The Path of an Artist



As I venture through the world of contemporary art and think about what I want to create, my standpoint continuously shifts like lights twinkling on the surface of moving water, though the trajectory overall has been positive.
There remains a strong calling of fine art in the realm of art today, like a sculpture that speaks perfectly the human form, a painting that captures the soul of a face or a place, or a drawing that delineates perfectly what a form shall represent or look like.
There is also the realm of conceptual art where the maker infuses ideologies, culture, history into a piece of work that may look alien and unwelcoming yet no less concentrated with the efforts the artist has put in. To appreciate this, the intensive looking is no longer sufficient; one has to read and understand the context of the subject enough to appreciate the intention of the art work.
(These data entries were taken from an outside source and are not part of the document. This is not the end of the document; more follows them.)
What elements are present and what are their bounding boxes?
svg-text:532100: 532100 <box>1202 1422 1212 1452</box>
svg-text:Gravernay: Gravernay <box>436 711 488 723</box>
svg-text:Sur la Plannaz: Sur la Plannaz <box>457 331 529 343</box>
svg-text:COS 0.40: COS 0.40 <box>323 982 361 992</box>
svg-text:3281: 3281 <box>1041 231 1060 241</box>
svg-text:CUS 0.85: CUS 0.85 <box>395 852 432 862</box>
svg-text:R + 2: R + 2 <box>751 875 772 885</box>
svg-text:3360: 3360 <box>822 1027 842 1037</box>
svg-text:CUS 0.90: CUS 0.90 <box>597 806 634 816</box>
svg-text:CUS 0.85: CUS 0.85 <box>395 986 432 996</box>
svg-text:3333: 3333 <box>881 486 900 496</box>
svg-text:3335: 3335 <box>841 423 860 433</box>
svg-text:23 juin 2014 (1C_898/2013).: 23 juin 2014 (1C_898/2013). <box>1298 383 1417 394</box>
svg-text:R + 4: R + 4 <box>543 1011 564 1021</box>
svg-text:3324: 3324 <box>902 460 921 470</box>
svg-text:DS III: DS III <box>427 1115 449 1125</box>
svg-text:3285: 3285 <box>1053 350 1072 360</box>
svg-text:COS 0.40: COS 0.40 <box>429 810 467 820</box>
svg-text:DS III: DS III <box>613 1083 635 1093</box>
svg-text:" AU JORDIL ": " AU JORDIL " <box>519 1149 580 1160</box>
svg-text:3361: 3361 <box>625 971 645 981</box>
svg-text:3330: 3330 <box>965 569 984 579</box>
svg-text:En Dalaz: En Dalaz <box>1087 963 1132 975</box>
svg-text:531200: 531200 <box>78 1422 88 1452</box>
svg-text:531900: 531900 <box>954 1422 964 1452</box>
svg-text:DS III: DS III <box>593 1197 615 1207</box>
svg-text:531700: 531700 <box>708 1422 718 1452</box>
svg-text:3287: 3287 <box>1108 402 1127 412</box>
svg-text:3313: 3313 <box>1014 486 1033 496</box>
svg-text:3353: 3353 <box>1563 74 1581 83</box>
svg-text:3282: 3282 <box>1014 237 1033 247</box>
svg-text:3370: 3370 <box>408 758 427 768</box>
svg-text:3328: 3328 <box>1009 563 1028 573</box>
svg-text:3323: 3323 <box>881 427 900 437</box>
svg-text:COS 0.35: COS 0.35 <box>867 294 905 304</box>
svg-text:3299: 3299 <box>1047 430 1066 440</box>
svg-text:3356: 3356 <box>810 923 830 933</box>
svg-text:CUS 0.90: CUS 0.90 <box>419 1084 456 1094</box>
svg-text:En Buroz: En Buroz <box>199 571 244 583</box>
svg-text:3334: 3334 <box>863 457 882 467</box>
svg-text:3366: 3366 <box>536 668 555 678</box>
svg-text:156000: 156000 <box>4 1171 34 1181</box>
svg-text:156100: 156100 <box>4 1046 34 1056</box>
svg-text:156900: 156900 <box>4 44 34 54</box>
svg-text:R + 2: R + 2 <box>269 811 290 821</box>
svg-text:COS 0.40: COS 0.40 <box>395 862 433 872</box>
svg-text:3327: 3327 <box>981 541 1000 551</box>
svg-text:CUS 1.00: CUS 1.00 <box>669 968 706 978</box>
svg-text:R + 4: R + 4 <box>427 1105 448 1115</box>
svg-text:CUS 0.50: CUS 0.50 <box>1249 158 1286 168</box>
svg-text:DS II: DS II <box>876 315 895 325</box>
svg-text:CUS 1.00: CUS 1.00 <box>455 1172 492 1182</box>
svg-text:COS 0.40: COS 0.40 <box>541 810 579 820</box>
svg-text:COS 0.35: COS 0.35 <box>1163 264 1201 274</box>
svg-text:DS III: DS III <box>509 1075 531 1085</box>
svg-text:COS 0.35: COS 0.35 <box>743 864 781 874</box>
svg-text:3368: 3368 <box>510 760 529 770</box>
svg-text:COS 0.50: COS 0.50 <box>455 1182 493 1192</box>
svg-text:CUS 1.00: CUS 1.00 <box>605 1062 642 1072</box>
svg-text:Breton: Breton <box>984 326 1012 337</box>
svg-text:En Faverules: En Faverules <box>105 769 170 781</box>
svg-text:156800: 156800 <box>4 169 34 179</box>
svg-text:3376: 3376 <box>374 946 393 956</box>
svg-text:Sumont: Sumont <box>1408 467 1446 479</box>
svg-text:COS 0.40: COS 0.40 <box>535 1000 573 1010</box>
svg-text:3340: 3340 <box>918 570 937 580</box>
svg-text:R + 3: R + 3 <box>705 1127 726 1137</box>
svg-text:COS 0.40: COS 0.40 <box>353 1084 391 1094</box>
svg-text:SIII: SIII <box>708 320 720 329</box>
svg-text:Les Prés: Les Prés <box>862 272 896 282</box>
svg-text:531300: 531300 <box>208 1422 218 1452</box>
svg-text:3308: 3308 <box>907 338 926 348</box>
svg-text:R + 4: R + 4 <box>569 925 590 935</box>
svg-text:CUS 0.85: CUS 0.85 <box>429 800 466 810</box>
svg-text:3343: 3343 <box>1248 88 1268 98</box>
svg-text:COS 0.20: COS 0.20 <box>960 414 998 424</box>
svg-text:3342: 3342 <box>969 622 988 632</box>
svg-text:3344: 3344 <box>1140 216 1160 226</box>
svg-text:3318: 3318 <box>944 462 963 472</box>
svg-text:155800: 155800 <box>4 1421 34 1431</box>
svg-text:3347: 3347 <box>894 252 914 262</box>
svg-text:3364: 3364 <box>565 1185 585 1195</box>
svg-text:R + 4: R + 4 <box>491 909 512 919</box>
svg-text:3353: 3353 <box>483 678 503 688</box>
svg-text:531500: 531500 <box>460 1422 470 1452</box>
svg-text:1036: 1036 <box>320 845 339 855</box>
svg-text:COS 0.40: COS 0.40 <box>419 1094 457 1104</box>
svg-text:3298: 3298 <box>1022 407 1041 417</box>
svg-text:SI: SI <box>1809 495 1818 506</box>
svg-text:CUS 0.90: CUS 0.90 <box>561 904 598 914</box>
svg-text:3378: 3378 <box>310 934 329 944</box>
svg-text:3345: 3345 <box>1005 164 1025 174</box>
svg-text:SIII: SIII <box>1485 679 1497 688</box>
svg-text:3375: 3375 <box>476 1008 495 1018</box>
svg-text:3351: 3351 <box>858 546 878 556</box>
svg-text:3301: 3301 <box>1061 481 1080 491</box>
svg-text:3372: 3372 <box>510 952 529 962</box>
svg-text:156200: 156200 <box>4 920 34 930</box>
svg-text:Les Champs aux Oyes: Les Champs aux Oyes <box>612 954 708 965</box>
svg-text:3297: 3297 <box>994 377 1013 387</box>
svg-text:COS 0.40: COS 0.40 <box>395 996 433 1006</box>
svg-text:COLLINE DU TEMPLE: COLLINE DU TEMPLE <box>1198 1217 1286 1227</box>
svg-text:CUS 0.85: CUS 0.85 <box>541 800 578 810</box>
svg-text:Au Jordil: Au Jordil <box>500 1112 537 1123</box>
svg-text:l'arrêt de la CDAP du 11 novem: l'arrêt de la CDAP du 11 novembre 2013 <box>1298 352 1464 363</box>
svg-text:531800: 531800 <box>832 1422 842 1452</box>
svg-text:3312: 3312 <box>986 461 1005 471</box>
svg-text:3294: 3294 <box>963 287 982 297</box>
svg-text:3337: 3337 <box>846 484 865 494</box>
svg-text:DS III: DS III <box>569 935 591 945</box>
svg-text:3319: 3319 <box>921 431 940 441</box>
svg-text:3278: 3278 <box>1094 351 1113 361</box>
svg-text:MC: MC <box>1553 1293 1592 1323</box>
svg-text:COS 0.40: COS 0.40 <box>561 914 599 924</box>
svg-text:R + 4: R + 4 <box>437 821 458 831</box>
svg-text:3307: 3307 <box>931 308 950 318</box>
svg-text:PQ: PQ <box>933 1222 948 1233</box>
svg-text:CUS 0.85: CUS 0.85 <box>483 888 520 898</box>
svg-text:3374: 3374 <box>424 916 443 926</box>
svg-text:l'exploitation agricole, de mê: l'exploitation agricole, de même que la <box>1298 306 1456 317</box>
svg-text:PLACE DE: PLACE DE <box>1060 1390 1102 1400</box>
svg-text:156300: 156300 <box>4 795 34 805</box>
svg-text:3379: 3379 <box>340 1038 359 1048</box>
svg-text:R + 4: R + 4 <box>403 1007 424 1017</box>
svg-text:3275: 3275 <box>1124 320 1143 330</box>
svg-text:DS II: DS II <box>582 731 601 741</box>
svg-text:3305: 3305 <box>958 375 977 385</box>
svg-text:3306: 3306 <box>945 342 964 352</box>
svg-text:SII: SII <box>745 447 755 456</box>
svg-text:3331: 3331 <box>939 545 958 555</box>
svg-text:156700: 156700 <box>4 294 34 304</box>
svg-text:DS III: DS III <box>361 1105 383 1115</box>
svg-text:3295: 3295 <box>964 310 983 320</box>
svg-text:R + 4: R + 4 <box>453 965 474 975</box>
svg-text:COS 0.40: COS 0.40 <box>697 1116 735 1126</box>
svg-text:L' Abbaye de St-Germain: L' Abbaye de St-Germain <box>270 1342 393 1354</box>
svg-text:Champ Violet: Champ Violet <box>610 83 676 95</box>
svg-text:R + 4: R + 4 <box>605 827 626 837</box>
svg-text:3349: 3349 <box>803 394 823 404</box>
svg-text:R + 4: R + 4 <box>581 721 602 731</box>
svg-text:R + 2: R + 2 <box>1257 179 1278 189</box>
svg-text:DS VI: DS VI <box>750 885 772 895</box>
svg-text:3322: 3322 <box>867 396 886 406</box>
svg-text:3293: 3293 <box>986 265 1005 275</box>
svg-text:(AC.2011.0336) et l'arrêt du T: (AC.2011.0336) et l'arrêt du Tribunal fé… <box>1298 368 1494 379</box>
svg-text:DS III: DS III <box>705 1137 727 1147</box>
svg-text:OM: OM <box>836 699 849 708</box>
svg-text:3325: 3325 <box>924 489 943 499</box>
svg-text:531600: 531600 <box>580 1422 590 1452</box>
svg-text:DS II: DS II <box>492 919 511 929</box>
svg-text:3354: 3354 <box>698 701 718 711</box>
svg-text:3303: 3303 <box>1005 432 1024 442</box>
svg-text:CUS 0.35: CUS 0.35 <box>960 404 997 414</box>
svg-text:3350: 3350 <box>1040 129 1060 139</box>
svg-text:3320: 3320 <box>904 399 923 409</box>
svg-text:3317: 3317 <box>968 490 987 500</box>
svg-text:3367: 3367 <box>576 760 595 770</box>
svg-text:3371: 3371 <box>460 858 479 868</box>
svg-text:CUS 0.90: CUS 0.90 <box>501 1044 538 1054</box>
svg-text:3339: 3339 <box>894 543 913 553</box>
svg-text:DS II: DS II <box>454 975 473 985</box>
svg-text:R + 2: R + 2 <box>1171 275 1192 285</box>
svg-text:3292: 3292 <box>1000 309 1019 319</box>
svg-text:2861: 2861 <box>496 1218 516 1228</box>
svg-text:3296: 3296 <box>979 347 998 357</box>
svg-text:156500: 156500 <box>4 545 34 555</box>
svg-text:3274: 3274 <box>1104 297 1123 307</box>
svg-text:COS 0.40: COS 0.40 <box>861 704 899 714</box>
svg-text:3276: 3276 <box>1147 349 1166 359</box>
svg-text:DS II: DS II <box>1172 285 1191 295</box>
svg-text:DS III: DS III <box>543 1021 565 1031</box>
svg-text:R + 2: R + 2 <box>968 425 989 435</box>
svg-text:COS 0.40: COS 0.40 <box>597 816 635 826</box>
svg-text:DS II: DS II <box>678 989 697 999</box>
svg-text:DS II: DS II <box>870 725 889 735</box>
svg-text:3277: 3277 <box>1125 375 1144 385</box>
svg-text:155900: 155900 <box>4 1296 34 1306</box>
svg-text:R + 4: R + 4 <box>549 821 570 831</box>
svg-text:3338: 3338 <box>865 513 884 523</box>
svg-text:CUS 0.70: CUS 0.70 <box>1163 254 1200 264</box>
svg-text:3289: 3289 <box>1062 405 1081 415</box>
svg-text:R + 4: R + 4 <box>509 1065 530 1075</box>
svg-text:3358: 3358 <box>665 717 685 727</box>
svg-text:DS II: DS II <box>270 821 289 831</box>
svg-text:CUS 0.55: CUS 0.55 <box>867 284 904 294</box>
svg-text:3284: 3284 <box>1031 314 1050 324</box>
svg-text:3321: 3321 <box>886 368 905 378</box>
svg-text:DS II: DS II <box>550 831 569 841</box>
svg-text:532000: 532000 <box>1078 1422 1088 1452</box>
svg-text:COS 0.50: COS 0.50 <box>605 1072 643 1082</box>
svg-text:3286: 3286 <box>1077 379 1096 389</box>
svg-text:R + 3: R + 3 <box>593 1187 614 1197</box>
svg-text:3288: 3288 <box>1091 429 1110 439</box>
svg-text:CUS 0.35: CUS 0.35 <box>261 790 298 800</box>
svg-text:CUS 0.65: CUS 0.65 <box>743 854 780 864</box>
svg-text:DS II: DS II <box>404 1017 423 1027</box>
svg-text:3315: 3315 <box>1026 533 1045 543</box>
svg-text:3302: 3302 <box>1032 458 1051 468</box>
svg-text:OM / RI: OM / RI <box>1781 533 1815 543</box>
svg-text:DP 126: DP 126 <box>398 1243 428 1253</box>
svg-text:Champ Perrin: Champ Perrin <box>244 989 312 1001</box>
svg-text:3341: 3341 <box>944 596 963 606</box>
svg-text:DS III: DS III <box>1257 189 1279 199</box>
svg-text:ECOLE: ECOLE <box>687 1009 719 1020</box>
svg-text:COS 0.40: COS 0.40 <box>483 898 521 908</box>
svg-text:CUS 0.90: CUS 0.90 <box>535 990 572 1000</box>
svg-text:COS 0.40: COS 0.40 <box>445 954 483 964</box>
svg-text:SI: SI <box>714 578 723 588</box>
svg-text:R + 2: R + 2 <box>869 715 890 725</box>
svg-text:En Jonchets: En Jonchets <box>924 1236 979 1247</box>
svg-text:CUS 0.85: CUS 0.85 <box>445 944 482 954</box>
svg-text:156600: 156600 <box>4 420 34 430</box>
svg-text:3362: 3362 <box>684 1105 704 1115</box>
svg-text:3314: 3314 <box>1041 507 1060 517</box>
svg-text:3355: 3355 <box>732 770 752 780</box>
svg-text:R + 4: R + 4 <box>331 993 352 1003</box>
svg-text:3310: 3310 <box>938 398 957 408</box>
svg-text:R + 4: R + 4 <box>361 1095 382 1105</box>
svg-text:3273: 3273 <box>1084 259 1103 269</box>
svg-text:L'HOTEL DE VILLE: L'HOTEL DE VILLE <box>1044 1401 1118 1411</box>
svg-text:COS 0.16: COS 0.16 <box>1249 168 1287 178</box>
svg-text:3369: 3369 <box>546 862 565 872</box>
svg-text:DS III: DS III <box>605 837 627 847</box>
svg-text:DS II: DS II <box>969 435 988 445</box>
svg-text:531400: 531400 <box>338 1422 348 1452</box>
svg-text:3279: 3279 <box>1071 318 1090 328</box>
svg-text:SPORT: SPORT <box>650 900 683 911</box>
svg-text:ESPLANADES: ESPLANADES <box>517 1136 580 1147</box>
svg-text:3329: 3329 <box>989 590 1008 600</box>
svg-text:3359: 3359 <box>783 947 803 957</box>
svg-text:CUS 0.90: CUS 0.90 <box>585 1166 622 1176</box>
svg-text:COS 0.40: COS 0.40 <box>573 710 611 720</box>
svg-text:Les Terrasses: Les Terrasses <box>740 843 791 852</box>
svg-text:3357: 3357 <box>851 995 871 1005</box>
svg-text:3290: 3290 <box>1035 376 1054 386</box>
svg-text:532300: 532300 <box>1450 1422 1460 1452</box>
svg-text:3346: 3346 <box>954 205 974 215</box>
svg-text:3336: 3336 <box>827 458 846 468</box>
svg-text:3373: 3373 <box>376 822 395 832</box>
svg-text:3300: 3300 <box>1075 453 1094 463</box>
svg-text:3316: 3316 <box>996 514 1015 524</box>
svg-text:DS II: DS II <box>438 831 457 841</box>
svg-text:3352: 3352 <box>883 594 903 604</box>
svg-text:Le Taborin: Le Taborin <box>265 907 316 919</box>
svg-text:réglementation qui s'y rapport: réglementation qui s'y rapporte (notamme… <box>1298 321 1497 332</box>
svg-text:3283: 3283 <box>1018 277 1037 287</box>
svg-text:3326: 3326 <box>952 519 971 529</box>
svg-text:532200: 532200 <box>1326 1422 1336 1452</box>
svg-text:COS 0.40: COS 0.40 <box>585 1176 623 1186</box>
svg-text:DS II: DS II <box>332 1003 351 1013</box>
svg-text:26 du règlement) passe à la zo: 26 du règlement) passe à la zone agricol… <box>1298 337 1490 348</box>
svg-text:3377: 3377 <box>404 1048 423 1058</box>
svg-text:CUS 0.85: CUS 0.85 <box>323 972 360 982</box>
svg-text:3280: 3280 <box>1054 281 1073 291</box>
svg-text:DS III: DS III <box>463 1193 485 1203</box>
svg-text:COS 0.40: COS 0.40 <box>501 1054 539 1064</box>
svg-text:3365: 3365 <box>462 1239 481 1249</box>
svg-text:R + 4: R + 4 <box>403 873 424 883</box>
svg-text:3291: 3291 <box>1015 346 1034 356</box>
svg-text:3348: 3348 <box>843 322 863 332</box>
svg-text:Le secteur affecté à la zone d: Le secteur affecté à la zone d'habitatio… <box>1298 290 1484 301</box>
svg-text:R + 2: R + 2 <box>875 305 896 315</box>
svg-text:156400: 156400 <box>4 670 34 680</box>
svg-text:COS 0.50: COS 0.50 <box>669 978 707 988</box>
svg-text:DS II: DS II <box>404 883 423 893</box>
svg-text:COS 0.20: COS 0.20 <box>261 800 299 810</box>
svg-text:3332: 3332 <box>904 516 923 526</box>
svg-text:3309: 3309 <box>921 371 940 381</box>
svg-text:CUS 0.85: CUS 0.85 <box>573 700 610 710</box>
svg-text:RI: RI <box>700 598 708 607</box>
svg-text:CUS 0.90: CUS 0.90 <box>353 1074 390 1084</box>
There is of course the third kind, and this is the kind that I am drawn to. Take Cornelia Parker’s Cold Dark Matter, An Explored View as an example, in essence it was a garden shed blown into pieces which the artist then used to create this hypnotising, dazzling art piece. For me the work has so many dimensions that it can speak to all viewers.
The artist, from sculpture background, made the unconventional sculpture form that still speaks a lot about the essential facets of a sculpture: light, mass, size, material, contrast, space. It echoes with my own philosophy that sculpture as a medium can go so much beyond its traditional representational quality and extend into other realms such as installation art.
I like arts that are fused with context and ideas, but also allow viewers of all kinds to be able to appreciate them, with or without having to understand the whole art history. Creating art can be a very private matter, but any art that attracts me has often that quiet quality, to be able to stand on its own, without a heavy packaged messaging.
Having said all those above, it does not mean that any aspiring artist can then take the short cut, going straight to the area of interest and ignore all others. I think the path of an artist is the path of a curious child passing through life. The child has the fearless quality of marching, the curious quality of looking, the innocent quality of exploring, and also the almost dogged stubbornness of searching for good things, and once found never letting them go.
The stubbornness comes from a rooted centre of continuously questioning, defining, and differentiating who and what is an artist, and what is it that the artist looks to create and communicate. From that sense I feel the path of an artist is also a path of life, a path that one can only take with an awakening and inquiring mind, as without which the path  of an artist is just any path and the life  just any life.